Independently, one raised the issue of Bill C-16 (designed to enshrine the rights of transgender people by adding gender identity and expression, the bill is now heading to the justice committee), the other the decision of the university’s human resources department to make anti-racism and anti-bias training mandatory.
So Peterson did what he does, researched the hell out of the matter and decided he needed to raise it.
He’s amused that by its warning letters to him, the university has proved he was right when he said on the videos that even raising the issue of gender neutrality is probably illegal, since gender identity and expression both are protected classes in the human rights code.
That letter from the arts dean, by the way, begins as Peterson says “with a ringing defence of the university’s stance on free speech, only in the next page to impose a limitation on that speech for me.”
Language hugely matters to him.
“One of the things I’ve come to understand is that the central functional axiom of Western civilization is that language … is the process that keeps chaos and order in balance … and that when (language is) corrupted, we careen into chaos or pathological order.”
Having, as New York City has now recognized, 31 gender identities and expressions — from “bi-gendered to “agender” to “gender-gifted” and “gender-bender” and “gender-fluid,” all protected from discrimination — is “just not tenable.”
“We’re going to have 31 different classes of pronouns? No, we’re not. It’s just not possible. People can’t do that. Our language doesn’t allow for that; we can’t remember that; what if we make a mistake?”
I’ve had a number of clients who have been bullied into states of mental uncertainty by their politically correct peers
He’s thought about why we use standard pronouns.
“Part of it, apart from the un-tenability, is that … you actually don’t have the right to demand that of someone.

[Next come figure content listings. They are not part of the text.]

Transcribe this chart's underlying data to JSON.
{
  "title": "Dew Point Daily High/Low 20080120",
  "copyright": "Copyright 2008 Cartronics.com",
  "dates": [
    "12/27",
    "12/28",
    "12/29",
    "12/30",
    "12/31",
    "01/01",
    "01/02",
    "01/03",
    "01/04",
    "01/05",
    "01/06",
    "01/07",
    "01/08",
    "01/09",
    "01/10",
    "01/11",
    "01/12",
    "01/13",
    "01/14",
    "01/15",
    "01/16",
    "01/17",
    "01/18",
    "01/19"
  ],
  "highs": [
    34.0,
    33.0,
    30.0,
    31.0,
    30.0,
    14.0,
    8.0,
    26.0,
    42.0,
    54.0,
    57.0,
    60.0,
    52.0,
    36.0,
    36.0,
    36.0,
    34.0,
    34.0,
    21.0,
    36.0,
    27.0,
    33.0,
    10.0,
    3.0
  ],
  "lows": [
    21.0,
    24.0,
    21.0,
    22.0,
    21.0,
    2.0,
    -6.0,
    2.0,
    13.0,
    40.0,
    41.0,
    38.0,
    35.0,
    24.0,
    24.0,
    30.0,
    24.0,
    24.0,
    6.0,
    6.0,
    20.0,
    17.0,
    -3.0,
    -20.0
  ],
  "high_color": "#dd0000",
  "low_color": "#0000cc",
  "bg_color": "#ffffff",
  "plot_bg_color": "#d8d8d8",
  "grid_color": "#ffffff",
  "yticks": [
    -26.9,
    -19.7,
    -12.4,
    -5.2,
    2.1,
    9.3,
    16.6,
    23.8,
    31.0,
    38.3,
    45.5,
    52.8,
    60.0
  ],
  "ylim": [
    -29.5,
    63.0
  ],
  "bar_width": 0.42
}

“You know that every individual is surrounded by the mass of humanity. And the mass of humanity is to be categorized in the fastest and simplest manner possible because you can’t do it any other way.
“We use ‘he’ and ‘she,’ and we use ‘they’ when there’s more than one person, and we do that for purposes of simplicity of interaction.
“And for you to come to say, ‘You have to mark me out as singularly special in the manner that I require and you have to remember it,’ no, it’s like, no, you can’t ask that of me, because you’re actually not singularly special.”
He’s braced for the next shoe to drop: A student who asks him to use a preferred pronoun, or a complaint at the Ontario Human Rights Tribunal. “Perhaps that won’t happen and let’s hope it doesn’t,” says the warrior for common sense and plain speech, “but there is an element of logical necessity to it.”